To dla wszystkich, którzy twierdzą, że nie potrafią rysować, są beznadziejni i nigdy nie będą w tym dobrzy wiec nie ma sensu próbować. Między rysunkami są około cztery/trzy lata różnicy. Nie pamiętam dokładnie.
Tak sobie myślę, że chyba jednak pojadę na ten koncert Imagine Dragons. Naprawdę bardzo długo i intensywnie o tym myślałam. Prawie pięć miesięcy. Doszłam do wniosku, że jeśli nie pojadę to później będę tego bardzo żałować. A ja naprawdę lubię ten zespół. Nie chciałabym przegapić ich pierwszego koncertu w Polsce.

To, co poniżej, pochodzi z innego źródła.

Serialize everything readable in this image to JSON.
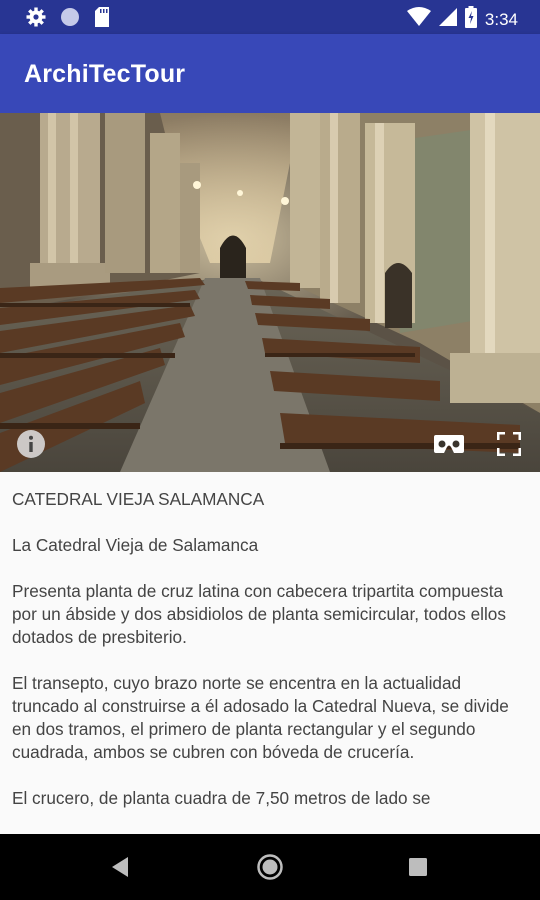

To że nagrali jedną płytę która nie do końca mi podpadła nie znaczy że mam ich już skreślać. A z resztą, na żywo te piosenki będą brzmiały milion razy lepiej. Tak. Chcę jechać na ten koncert. Jeśli nic się nie wydarzy i będę miała transport to idę. Tym bardziej że mój brat też ich bardzo lubi i również by się wybrał. No nic, pozostaje tylko kupić bilety. :) https://www.youtube.com/watch?v=8_kPbOziQTg W ogóle Shots live >>>>>>>>>>>> Shots studyjne. Geez, wersja live jest tak świetna a studyjna niesamowicie mnie drażni przez ten nienaturalny głos w refrenie. Serio, uwielbiam tą piosenkę tylko w wersji na żywo.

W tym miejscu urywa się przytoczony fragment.